Motif and its senior competitor, broker-dealer FOLIOfn Investments Inc., have breathed new life into an old trend: the brokerage that uses the Internet and heavy discounts to carve away at a business used to charging higher commissions, according to Grant Easterbrook, senior research associate at consulting firm Corporate Insight.

It remains to be seen whether advisers and their clients will take to the Motif as a replacement for professionally managed and often highly diversified investments like mutual funds or plain old stocks, but the firm already counts advisers among its fans.

The firm pointed InvestmentNews to one such admirer, Ross Almlie, who works at TCI Financial Advisors LLC.

Mr. Almlie said he reached out to the firm after reading an article last year. He sees Motif as a way to better engage his clients, who lack an understanding of what's “under the hood” of an exchange-traded or mutual fund. He welcomes the possibility that thematic investing could lead to exotic or faddish investment ideas.

“I'd rather have them get excited about their investment — even in an irrational sense — than to not care about their investments at all,” Mr. Almlie said. “If they can understand the process of what an adviser goes through, they'll respect our profession more. They'll respect the fact that we make mistakes sometimes, and they'll be more forgiving.”

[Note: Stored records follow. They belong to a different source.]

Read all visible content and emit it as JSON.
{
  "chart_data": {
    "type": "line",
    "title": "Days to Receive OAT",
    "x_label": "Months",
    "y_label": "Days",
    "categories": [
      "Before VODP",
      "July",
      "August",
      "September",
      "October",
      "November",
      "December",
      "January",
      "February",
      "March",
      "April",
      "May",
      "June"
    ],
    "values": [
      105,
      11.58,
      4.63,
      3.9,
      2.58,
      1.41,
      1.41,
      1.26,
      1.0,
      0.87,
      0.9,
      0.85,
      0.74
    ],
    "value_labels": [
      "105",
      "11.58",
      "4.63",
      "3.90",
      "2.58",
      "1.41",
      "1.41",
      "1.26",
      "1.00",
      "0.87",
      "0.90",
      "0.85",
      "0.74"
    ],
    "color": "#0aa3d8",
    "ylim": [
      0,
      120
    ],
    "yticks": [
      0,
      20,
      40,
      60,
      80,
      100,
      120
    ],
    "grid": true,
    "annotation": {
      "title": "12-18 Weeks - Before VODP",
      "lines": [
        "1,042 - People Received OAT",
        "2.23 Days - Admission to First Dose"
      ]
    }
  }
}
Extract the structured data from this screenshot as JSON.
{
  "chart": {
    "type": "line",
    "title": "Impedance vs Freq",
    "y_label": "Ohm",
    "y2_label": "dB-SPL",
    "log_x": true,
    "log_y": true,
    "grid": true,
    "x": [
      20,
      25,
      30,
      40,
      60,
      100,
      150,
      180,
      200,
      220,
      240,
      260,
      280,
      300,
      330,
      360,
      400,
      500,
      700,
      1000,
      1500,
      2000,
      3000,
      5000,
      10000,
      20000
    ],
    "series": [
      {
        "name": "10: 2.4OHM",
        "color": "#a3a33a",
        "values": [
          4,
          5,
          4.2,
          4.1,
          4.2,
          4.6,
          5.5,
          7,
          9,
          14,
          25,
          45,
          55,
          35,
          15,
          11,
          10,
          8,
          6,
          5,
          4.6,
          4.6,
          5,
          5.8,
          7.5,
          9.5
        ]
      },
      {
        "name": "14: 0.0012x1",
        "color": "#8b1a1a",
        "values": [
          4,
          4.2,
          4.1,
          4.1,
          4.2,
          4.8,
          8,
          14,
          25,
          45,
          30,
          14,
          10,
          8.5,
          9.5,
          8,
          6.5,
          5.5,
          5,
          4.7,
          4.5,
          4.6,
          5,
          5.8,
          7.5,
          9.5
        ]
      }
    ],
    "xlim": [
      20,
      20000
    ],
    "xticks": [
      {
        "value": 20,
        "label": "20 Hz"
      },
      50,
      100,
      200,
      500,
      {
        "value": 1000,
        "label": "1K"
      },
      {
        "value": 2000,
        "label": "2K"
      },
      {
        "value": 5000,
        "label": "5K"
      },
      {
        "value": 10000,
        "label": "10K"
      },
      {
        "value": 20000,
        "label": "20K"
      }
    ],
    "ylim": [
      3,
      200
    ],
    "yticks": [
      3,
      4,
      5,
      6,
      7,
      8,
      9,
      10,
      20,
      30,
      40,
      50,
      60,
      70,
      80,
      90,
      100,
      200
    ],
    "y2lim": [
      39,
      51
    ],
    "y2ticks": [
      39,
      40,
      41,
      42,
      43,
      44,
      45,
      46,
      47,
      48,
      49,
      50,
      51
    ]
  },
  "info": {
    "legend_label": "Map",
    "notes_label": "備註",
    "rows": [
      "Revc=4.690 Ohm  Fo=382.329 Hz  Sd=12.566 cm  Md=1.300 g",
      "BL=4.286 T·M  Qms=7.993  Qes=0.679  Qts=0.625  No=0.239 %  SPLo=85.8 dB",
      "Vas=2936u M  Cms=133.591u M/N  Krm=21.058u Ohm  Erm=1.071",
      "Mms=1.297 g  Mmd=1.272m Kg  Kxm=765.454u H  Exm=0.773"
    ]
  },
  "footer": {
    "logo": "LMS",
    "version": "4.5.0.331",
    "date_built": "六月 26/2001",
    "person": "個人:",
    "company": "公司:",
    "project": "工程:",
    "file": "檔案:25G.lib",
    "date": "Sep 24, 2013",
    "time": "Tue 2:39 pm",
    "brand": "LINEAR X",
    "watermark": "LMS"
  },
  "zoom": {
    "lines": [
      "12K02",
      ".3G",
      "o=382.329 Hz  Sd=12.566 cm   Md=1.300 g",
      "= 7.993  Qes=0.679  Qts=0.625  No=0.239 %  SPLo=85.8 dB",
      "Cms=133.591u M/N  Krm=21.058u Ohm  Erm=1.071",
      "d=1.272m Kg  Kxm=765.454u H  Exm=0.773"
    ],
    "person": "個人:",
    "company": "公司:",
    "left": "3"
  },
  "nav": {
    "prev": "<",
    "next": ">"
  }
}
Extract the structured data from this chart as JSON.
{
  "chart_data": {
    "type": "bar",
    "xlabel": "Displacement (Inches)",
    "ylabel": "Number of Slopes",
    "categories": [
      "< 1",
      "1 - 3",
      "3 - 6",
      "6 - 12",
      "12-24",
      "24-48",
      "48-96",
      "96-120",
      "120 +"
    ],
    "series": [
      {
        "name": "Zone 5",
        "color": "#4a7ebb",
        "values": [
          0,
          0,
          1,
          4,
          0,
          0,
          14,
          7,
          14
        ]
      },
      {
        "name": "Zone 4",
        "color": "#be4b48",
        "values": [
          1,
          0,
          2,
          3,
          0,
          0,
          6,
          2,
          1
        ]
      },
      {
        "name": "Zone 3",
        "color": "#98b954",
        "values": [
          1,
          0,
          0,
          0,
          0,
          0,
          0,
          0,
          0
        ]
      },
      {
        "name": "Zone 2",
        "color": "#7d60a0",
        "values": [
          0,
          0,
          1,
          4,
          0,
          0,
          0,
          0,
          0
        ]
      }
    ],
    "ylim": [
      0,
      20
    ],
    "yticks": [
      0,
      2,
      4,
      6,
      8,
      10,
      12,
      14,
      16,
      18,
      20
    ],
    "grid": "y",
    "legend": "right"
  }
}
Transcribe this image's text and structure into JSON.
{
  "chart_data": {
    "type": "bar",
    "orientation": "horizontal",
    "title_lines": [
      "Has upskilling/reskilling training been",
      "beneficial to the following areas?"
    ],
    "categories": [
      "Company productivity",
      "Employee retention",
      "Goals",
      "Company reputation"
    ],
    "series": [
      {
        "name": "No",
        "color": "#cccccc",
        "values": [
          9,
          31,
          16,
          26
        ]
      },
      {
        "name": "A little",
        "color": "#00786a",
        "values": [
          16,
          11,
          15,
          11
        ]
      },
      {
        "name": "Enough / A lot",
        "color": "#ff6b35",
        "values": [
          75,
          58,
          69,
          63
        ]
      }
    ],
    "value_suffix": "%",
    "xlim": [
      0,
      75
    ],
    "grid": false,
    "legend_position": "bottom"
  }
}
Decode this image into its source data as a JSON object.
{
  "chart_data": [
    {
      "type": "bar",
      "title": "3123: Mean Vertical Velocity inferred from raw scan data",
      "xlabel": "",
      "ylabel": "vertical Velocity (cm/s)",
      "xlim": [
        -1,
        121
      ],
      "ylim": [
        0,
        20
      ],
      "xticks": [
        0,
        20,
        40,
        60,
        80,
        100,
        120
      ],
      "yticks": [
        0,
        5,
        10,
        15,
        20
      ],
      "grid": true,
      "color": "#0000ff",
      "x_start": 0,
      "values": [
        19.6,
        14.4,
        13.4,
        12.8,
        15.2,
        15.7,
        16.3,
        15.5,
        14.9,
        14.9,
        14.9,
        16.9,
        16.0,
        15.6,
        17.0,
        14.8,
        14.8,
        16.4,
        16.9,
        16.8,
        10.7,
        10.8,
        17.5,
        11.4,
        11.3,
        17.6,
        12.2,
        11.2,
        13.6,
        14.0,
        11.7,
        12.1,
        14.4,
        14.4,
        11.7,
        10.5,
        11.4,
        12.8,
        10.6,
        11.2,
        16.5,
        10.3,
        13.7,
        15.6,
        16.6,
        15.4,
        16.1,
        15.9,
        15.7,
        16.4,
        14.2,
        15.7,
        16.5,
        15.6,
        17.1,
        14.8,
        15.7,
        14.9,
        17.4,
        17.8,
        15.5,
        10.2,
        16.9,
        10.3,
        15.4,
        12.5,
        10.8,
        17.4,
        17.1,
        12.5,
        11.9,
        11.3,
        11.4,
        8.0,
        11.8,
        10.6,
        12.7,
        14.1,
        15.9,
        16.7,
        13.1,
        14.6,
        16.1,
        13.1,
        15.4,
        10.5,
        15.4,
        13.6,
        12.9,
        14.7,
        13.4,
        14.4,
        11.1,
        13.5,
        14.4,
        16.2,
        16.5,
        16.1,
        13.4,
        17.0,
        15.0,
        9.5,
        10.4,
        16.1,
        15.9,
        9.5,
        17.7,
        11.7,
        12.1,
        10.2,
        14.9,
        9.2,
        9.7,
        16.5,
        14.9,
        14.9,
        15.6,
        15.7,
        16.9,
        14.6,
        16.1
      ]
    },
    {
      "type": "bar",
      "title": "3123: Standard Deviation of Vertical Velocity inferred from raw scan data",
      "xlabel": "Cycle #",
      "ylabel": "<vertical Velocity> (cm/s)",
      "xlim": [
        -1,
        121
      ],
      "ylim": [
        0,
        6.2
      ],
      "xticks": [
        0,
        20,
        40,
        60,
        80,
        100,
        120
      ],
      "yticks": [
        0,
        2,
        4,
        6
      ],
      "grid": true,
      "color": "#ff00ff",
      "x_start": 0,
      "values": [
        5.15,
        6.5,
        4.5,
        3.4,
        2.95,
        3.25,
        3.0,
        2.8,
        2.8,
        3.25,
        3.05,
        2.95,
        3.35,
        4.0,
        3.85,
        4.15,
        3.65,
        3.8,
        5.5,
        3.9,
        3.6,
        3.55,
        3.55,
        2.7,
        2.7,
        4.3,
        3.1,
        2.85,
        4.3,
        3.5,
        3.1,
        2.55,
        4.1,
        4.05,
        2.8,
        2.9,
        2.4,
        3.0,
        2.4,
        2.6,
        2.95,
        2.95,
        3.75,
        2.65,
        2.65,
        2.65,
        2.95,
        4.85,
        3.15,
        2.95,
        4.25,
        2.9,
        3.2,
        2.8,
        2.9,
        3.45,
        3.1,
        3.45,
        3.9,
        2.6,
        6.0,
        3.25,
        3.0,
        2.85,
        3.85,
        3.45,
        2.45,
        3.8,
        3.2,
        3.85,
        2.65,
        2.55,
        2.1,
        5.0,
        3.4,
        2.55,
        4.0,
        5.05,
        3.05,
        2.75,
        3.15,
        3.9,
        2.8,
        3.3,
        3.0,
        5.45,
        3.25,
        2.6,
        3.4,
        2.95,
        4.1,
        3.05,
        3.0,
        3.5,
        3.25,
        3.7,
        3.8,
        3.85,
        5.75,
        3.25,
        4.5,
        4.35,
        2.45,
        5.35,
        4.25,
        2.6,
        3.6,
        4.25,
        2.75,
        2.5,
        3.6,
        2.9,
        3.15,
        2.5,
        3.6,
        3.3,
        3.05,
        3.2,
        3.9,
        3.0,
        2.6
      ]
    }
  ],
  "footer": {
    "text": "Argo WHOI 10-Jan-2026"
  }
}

Mr. Almlie has incorporated Motif in a mathematics and financial literacy program he offers area middle school students, in which students compete with other schools for frozen yogurt and bragging rights.

Another adviser who has been working with Motif, Jamie Harpst, president and investment manager of Infresh Financial Network LLC, said he likes Motif enough that he expects to conduct 90% of his clients' business on the website within a year.

Some advisers will be inclined to keep their Motifs private, limited to their own clients, while others will open them up to the public to promote new business, Mr. Walia said.

“We're a platform; we're not trying to force anyone to any particular model,” he said.